Pretoria - The strike at the Tshwane University of Technology will continue until the students decided otherwise, the student representative council said on Thursday.
SRC president Mboniseni Dladla said the students would not be threatened with evictions from the institution's residences.
“No lies spread by the university spokesperson should be taken serious. We've consulted our lawyers and can assure all TUT students that threats of evictions will not see the light of day this time around,” he said.
Dladla said a meeting between management of the institution and the SRC did not yield any results.
“Today's discussions were fruitless as the management shared jokes and disbanded the meeting without any discussion on students' issues,” said Dladla.
“The university, instead of attempting to resolve the students' issues, decided to inform staff members to report to work today resulting in students closing gates and barring workers from accessing the premises (at the) Pretoria campus,” he said.
The institution earlier said it was forced to close its gates again on Thursday after students went on the rampage.

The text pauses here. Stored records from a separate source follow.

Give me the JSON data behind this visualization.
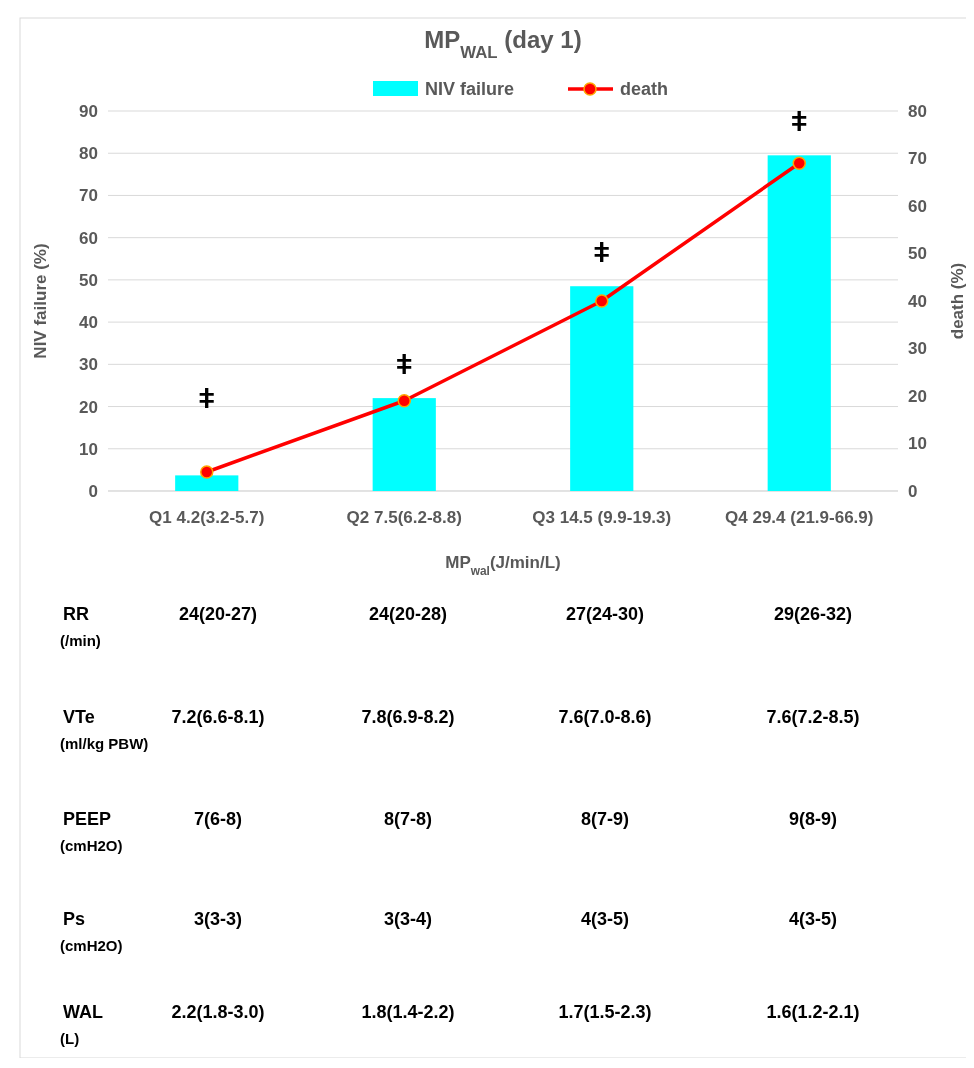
{
  "chart_data": [
    {
      "type": "bar",
      "title": "MP$_{WAL}$ (day 1)",
      "xlabel": "MP$_{wal}$(J/min/L)",
      "ylabel": "NIV failure (%)",
      "y2label": "death (%)",
      "categories": [
        "Q1 4.2(3.2-5.7)",
        "Q2 7.5(6.2-8.8)",
        "Q3 14.5 (9.9-19.3)",
        "Q4 29.4 (21.9-66.9)"
      ],
      "series": [
        {
          "name": "NIV failure",
          "type": "bar",
          "color": "#00ffff",
          "values": [
            3.7,
            22,
            48.5,
            79.5
          ]
        },
        {
          "name": "death",
          "type": "line",
          "axis": "y2",
          "color": "#ff0000",
          "values": [
            4,
            19,
            40,
            69
          ]
        }
      ],
      "ylim": [
        0,
        90
      ],
      "yticks": [
        0,
        10,
        20,
        30,
        40,
        50,
        60,
        70,
        80,
        90
      ],
      "y2lim": [
        0,
        80
      ],
      "y2ticks": [
        0,
        10,
        20,
        30,
        40,
        50,
        60,
        70,
        80
      ],
      "grid": "y",
      "legend": "top",
      "marker": "circle",
      "line_style": "solid",
      "annotations": [
        "ǂ",
        "ǂ",
        "ǂ",
        "ǂ"
      ]
    },
    {
      "type": "other",
      "annotations": [
        "RR",
        "(/min)",
        "24(20-27)",
        "24(20-28)",
        "27(24-30)",
        "29(26-32)",
        "VTe",
        "(ml/kg PBW)",
        "7.2(6.6-8.1)",
        "7.8(6.9-8.2)",
        "7.6(7.0-8.6)",
        "7.6(7.2-8.5)",
        "PEEP",
        "(cmH2O)",
        "7(6-8)",
        "8(7-8)",
        "8(7-9)",
        "9(8-9)",
        "Ps",
        "(cmH2O)",
        "3(3-3)",
        "3(3-4)",
        "4(3-5)",
        "4(3-5)",
        "WAL",
        "(L)",
        "2.2(1.8-3.0)",
        "1.8(1.4-2.2)",
        "1.7(1.5-2.3)",
        "1.6(1.2-2.1)"
      ]
    }
  ]
}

Spokeswoman Willa de Ruyter said this was despite university management accepting a memorandum of grievances from the students and agreeing to enter into talks with the SRC.
“The university decided to enter into talks with student leaders despite them violating the protocol in place for protest action,” she said.

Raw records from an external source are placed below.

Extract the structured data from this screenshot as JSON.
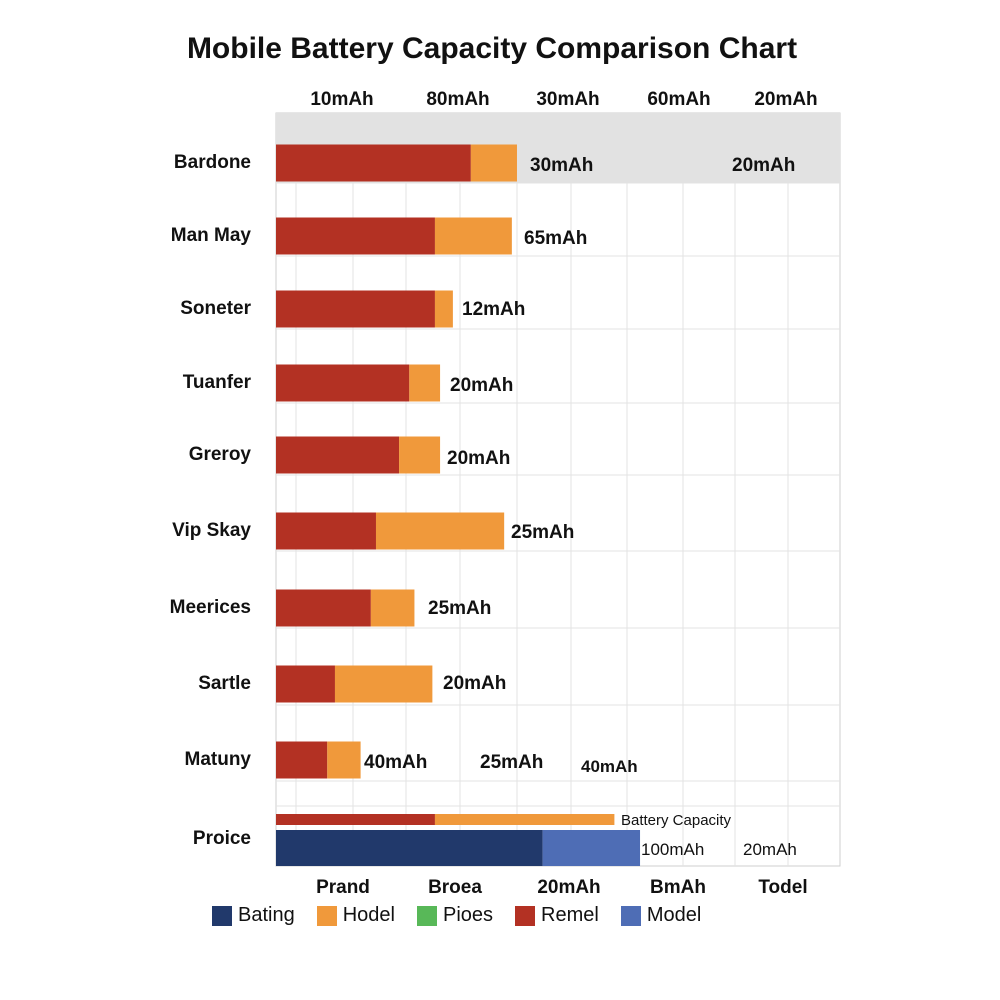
{
  "chart_data": {
    "type": "bar",
    "orientation": "horizontal",
    "stacked": true,
    "title": "Mobile Battery Capacity Comparison Chart",
    "top_tick_labels": [
      "10mAh",
      "80mAh",
      "30mAh",
      "60mAh",
      "20mAh"
    ],
    "bottom_tick_labels": [
      "Prand",
      "Broea",
      "20mAh",
      "BmAh",
      "Todel"
    ],
    "categories": [
      "Bardone",
      "Man May",
      "Soneter",
      "Tuanfer",
      "Greroy",
      "Vip Skay",
      "Meerices",
      "Sartle",
      "Matuny",
      "Proice"
    ],
    "series": [
      {
        "name": "Remel",
        "color": "#b33123",
        "values": [
          38,
          31,
          31,
          26,
          24,
          19.5,
          18.5,
          11.5,
          10,
          31
        ]
      },
      {
        "name": "Hodel",
        "color": "#f0993b",
        "values": [
          9,
          15,
          3.5,
          6,
          8,
          25,
          8.5,
          19,
          6.5,
          35
        ]
      },
      {
        "name": "Bating",
        "color": "#21396b",
        "values": [
          0,
          0,
          0,
          0,
          0,
          0,
          0,
          0,
          0,
          52
        ]
      },
      {
        "name": "Model",
        "color": "#4e6db5",
        "values": [
          0,
          0,
          0,
          0,
          0,
          0,
          0,
          0,
          0,
          19
        ]
      },
      {
        "name": "Pioes",
        "color": "#58b858",
        "values": [
          0,
          0,
          0,
          0,
          0,
          0,
          0,
          0,
          0,
          0
        ]
      }
    ],
    "bar_annotations": [
      [
        "30mAh",
        "20mAh"
      ],
      [
        "65mAh"
      ],
      [
        "12mAh"
      ],
      [
        "20mAh"
      ],
      [
        "20mAh"
      ],
      [
        "25mAh"
      ],
      [
        "25mAh"
      ],
      [
        "20mAh"
      ],
      [
        "40mAh",
        "25mAh",
        "40mAh"
      ],
      [
        "Battery Capacity",
        "100mAh",
        "20mAh"
      ]
    ],
    "xlim": [
      0,
      110
    ],
    "grid": true,
    "legend_position": "bottom",
    "legend": [
      {
        "label": "Bating",
        "color": "#21396b"
      },
      {
        "label": "Hodel",
        "color": "#f0993b"
      },
      {
        "label": "Pioes",
        "color": "#58b858"
      },
      {
        "label": "Remel",
        "color": "#b33123"
      },
      {
        "label": "Model",
        "color": "#4e6db5"
      }
    ]
  }
}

Classes were suspended on Tuesday and Wednesday because of protests by students about a lack of funds in the National Student Financial Aid Scheme (NSFAS).
TUT staffers returned to work on Wednesday, but were told on Thursday to stay away due to the strike action.
Dladla apologised to the staff.
“The central SRC apologises to the university workers for the unfortunate circumstance they find themselves in.” he said.
“We urge them to pledge solidarity with the students and elevate the strike to demanding the resignation of the vice chancellor (Nthabiseng Ogude) who has been central to all the challenges we find ourselves in today,” he said, adding that “arrogant academics” had no place in the institution.
He called on the other unions active at the institution not to fight them but instead express the worker's concerns.